Lech Poznań pojedynkował się już w trzech meczach ligowych i obecnie zajmuje pierwsze miejsce w Ekstraklasie. Odnotował zwycięstwa przeciwko Piastowi Gliwice i Radomiakowi Radom, a także zdołał wywalczyć remis z Zagłębiem Lubin po zaciętym spotkaniu. Po ostatnim z tych meczów, bramkarz Lecha Poznań, Filip Bednarek, znalazł się pod ostrzałem krytyki za błędy, które popełnił. Część fanów drużyny apeluje o zastąpienie go przez Bartosza Mrozkę.
Bartosz Mrozek, śląski bramkarz, który dołączył do Lecha Poznań będąc jeszcze juniorem, jednak nie debiutował w drużynie przez dłuższy czas. Przez ostatni sezon był zawodnikiem Stali Mielec i dzięki swojej grze zyskał miano sensacji. Wcześniej występował też dla GKS Katowice oraz Elany Toruń. Fani klubu uważają za nieco absurdalny fakt, że Lech sprowadził tak utalentowanego bramkarza jak Mrozek, który błyszczał w ubiegłym sezonie ligowym, jednak nie daje mu grać regularnie – Bartosz rozegrał jedynie jedno spotkanie, przeciwko Żalgirisowi Kowno w Lidze Konferencji.

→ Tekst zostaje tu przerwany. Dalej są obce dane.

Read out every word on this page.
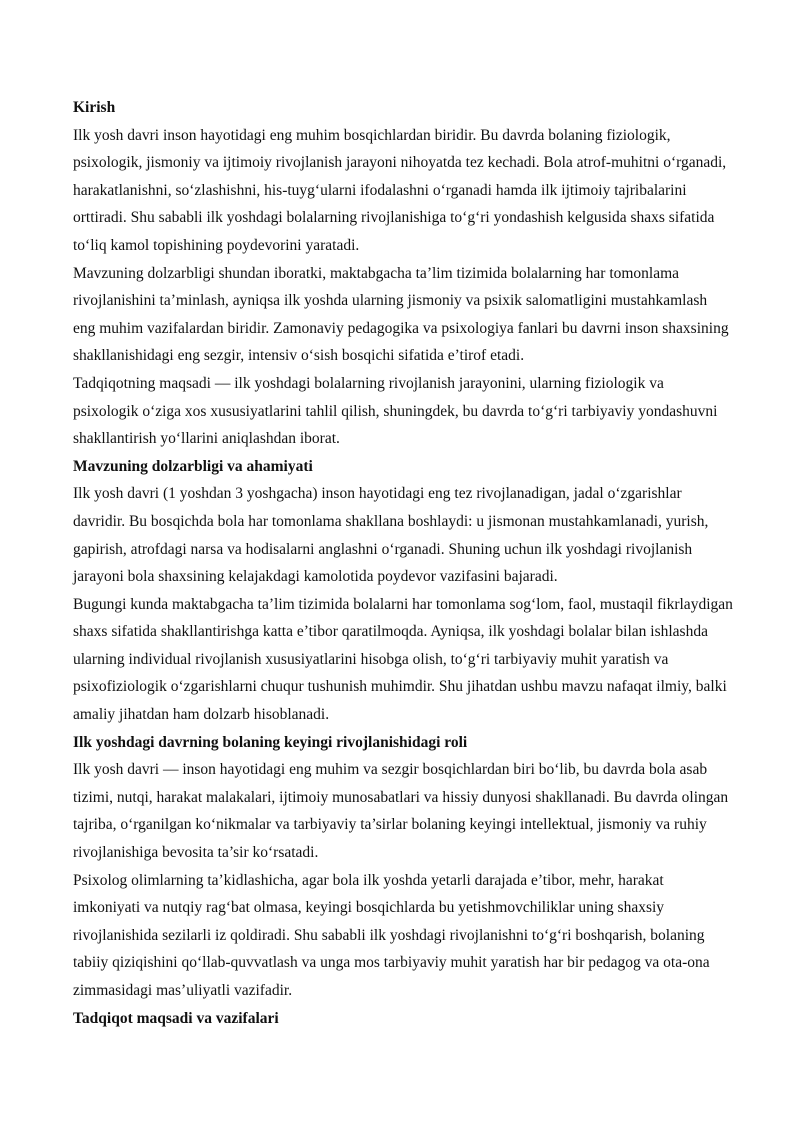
Kirish

Ilk yosh davri inson hayotidagi eng muhim bosqichlardan biridir. Bu davrda bolaning fiziologik, psixologik, jismoniy va ijtimoiy rivojlanish jarayoni nihoyatda tez kechadi. Bola atrof-muhitni o‘rganadi, harakatlanishni, so‘zlashishni, his-tuyg‘ularni ifodalashni o‘rganadi hamda ilk ijtimoiy tajribalarini orttiradi. Shu sababli ilk yoshdagi bolalarning rivojlanishiga to‘g‘ri yondashish kelgusida shaxs sifatida to‘liq kamol topishining poydevorini yaratadi.

Mavzuning dolzarbligi shundan iboratki, maktabgacha ta’lim tizimida bolalarning har tomonlama rivojlanishini ta’minlash, ayniqsa ilk yoshda ularning jismoniy va psixik salomatligini mustahkamlash eng muhim vazifalardan biridir. Zamonaviy pedagogika va psixologiya fanlari bu davrni inson shaxsining shakllanishidagi eng sezgir, intensiv o‘sish bosqichi sifatida e’tirof etadi.

Tadqiqotning maqsadi — ilk yoshdagi bolalarning rivojlanish jarayonini, ularning fiziologik va psixologik o‘ziga xos xususiyatlarini tahlil qilish, shuningdek, bu davrda to‘g‘ri tarbiyaviy yondashuvni shakllantirish yo‘llarini aniqlashdan iborat.

Mavzuning dolzarbligi va ahamiyati

Ilk yosh davri (1 yoshdan 3 yoshgacha) inson hayotidagi eng tez rivojlanadigan, jadal o‘zgarishlar davridir. Bu bosqichda bola har tomonlama shakllana boshlaydi: u jismonan mustahkamlanadi, yurish, gapirish, atrofdagi narsa va hodisalarni anglashni o‘rganadi. Shuning uchun ilk yoshdagi rivojlanish jarayoni bola shaxsining kelajakdagi kamolotida poydevor vazifasini bajaradi.

Bugungi kunda maktabgacha ta’lim tizimida bolalarni har tomonlama sog‘lom, faol, mustaqil fikrlaydigan shaxs sifatida shakllantirishga katta e’tibor qaratilmoqda. Ayniqsa, ilk yoshdagi bolalar bilan ishlashda ularning individual rivojlanish xususiyatlarini hisobga olish, to‘g‘ri tarbiyaviy muhit yaratish va psixofiziologik o‘zgarishlarni chuqur tushunish muhimdir. Shu jihatdan ushbu mavzu nafaqat ilmiy, balki amaliy jihatdan ham dolzarb hisoblanadi.

Ilk yoshdagi davrning bolaning keyingi rivojlanishidagi roli

Ilk yosh davri — inson hayotidagi eng muhim va sezgir bosqichlardan biri bo‘lib, bu davrda bola asab tizimi, nutqi, harakat malakalari, ijtimoiy munosabatlari va hissiy dunyosi shakllanadi. Bu davrda olingan tajriba, o‘rganilgan ko‘nikmalar va tarbiyaviy ta’sirlar bolaning keyingi intellektual, jismoniy va ruhiy rivojlanishiga bevosita ta’sir ko‘rsatadi.

Psixolog olimlarning ta’kidlashicha, agar bola ilk yoshda yetarli darajada e’tibor, mehr, harakat imkoniyati va nutqiy rag‘bat olmasa, keyingi bosqichlarda bu yetishmovchiliklar uning shaxsiy rivojlanishida sezilarli iz qoldiradi. Shu sababli ilk yoshdagi rivojlanishni to‘g‘ri boshqarish, bolaning tabiiy qiziqishini qo‘llab-quvvatlash va unga mos tarbiyaviy muhit yaratish har bir pedagog va ota-ona zimmasidagi mas’uliyatli vazifadir.

Tadqiqot maqsadi va vazifalari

Fani Lecha twierdzą, że skoro Bednarek popełnił błąd, to jest to okazja aby dać szanse Mrozkowi. Jednak trener John van den Brom nie zgadza się z tym punktem widzenia. Nie ujawnił on jeszcze kto stanie w bramce podczas następnego meczu przeciwko Spartakowi Trnava. Odniósł się natomiast do krytyki dotyczącej Bednarka i pytań dziennikarzy na ten temat.

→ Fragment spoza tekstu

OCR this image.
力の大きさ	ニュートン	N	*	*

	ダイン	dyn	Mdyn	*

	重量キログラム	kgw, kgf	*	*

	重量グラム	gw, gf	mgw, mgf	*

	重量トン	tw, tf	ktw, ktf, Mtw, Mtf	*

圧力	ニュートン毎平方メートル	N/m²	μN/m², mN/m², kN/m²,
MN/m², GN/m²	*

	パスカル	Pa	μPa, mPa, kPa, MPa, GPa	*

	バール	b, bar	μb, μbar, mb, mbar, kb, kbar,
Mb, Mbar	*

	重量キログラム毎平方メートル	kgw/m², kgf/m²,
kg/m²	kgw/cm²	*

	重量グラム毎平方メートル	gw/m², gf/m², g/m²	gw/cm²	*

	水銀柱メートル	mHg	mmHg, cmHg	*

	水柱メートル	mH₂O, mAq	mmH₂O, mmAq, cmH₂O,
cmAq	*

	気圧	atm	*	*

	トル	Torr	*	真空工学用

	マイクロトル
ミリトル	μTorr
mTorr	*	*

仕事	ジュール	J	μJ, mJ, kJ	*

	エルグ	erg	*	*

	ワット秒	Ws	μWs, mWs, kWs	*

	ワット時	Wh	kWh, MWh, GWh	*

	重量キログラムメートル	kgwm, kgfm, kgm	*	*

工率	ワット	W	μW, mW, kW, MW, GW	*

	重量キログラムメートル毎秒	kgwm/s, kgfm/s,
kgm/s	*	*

– Oczekiwałem pytań dotyczących bramkarza – powiedział trener. – Już to wyjaśniałem i nie rozumiem dlaczego muszę to robić ponownie. Każdy popełnia błędy. Ja popełniam błędy, dziennikarze je popełniają, każdy je popełnia. To należy zrozumieć. A Filip Bednarek wiele razy uratował nas swoimi interwencjami, także w poprzednim sezonie.